The survivor [. . .] is a disturber of the peace. He is a runner of the blockade men erect against knowledge of "unspeakable" things. About these he aims to speak, and in so doing he undermines, without intending to, the validity of existing norms. He is a genuine transgressor, and here he is made to feel real guilt. The world to which he appeals does not admit him, and since he has looked to this world as the source of moral order, he begins to doubt himself. And that is not the end, for now his guilt is doubled by betrayal - of himself, of his task, of his vow to the dead. The final guilt is not to bear witness. The survivor's worst torment is not to be able to speak

- Terence Des Pres

In considering ethical reading, we should differentiate between an ethics of reading and an ethics while reading. For me, an ethics of reading includes acknowledging who we are and what are our biases and interests. An ethics of reading speaks of our reading as if, no matter how brilliant, it were proposing some possibilities rather than vatically providing the solution to Daniel's prophetic reading of handwriting on the wall; it means reading from multiple perspectives, or at least empathetically entering into the readings of those who are situated differently. For me, an ethics while reading would try to understand what the author was saying to her original imagined audience and both why and how the actual polyauditory audience might have responded and for what reasons. An ethics while reading is different from but, in its attention to a value-oriented epistemology, related to an ethics of reading. An ethics while reading implies attention to moral issues; generated by events described within an imagined world. It asks what ethical questions are involved in the act of transforming life into art, and notices such issues as Pound's or Eliot's anti-Semitism and the patronizing racism of some American-nineteenth- and early twentieth-century writers. What we choose to read and especially what to include on syllabi have an ethical dimension. Thus, I will choose to select other Conrad works for my undergraduate lecture course than the unfortunately titled The Nigger of the Narcissus.

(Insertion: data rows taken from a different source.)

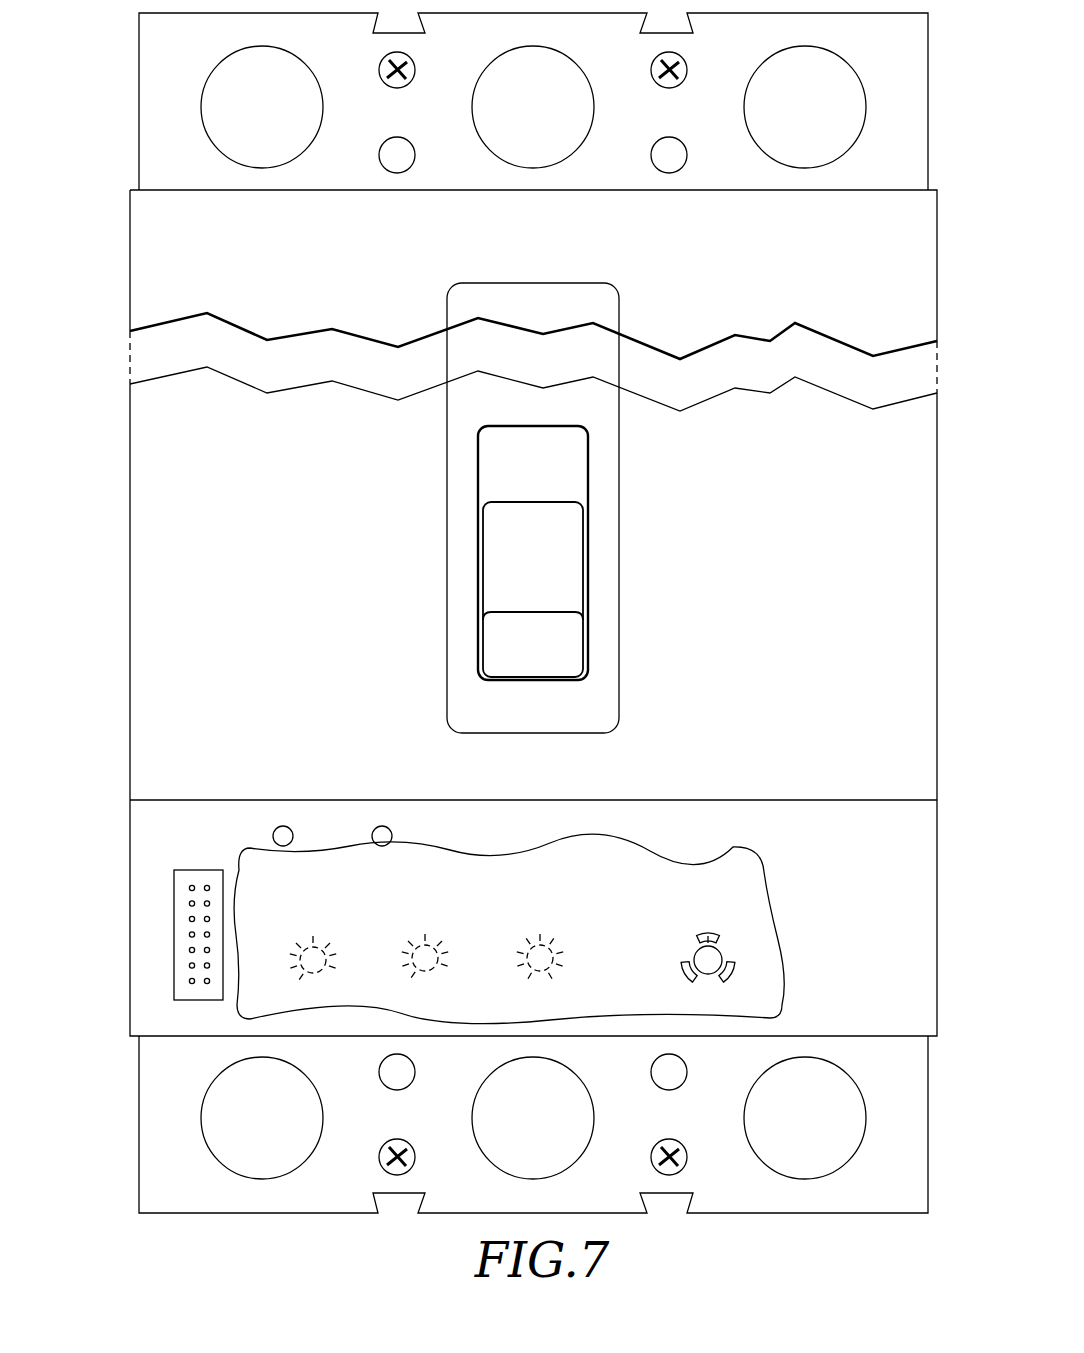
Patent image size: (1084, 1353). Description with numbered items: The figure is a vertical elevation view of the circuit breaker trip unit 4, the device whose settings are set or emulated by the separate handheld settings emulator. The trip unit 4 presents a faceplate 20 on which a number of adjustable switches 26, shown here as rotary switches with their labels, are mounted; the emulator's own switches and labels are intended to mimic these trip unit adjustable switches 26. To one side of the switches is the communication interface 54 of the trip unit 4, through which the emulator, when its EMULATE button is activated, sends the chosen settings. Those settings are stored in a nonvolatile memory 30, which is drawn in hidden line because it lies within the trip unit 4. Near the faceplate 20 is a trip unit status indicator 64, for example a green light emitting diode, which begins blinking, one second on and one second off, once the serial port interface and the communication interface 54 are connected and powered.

The circuit breaker trip unit 4 is at (122, 919).
The faceplate 20 is at (828, 830).
The nonvolatile memory 30 is at (560, 832).
The adjustable switches 26 is at (656, 928).
The communication interface 54 is at (192, 858).
The trip unit status indicator 64 is at (382, 826).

Let me tentatively propose five stages of the hermeneutical activities involved in ethical reading and interpretation. Even while acknowledging that my model is suggestive rather than rigorous, I believe that we do perceive in stages that move from a naive response or surface interpretation to critical or in-depth interpretation and, finally, to understanding our readings conceptually and ethically in terms of other knowledge. Awareness of such stages enables us to read ethically. My stages are:

1. Immersion in the process of reading and the discovery of imagined worlds. Reading is a place where text and reader meet in a transaction. As we open a text, we and the author meet as if together we were going to draw a map on an uncharted space. We partially suspend our sense of our world as we enter into the imagined world; we respond in experimental terms to the episodes, the story, the physical setting, the individualized characters as humans and, the telling voice. While it has become fashionable to speak dismissively of such reading as "naive," or the result of the "mimetic illusion," in fact how many of us do not read in that way with pleasure and delight - and with ethical judgments? Who of us would be teaching and studying literature had we not learned to read mimetically?

2. Quest for understanding. Our quest is closely related to the diachronic, linear, temporal activity of reading. The quest speaks to the gap between "what did you say?" and "what did you mean?" In writing, as opposed to speech, the speaker cannot correct, intrude, or qualify; she cannot use gestures or adjust the delivery of her discourse. Because in writing we lack the speaker's help, we must make our own adjustments in our reading. As Paul Ricouer notes, "What the text says now matters more than what the author meant to say, and every exegesis unfolds its procedures within the circumference of a meaning that has broken its moorings to the psychology of its author" (191). We complete the sign of the imagined world by providing the signified, but no sooner do we complete a sign than it becomes a signifier in search of a new signified. In modern and postmodern texts, our search for necessary information will be much more of a factor than in traditional texts. In this stage, as we are actively unraveling the complexities of plot, we also seek to discover the principles or world-view by which the author expects us to understand characters' behavior in terms of motives and values. Moreover, we make ethical judgments of intersubjective relations and authorial choices.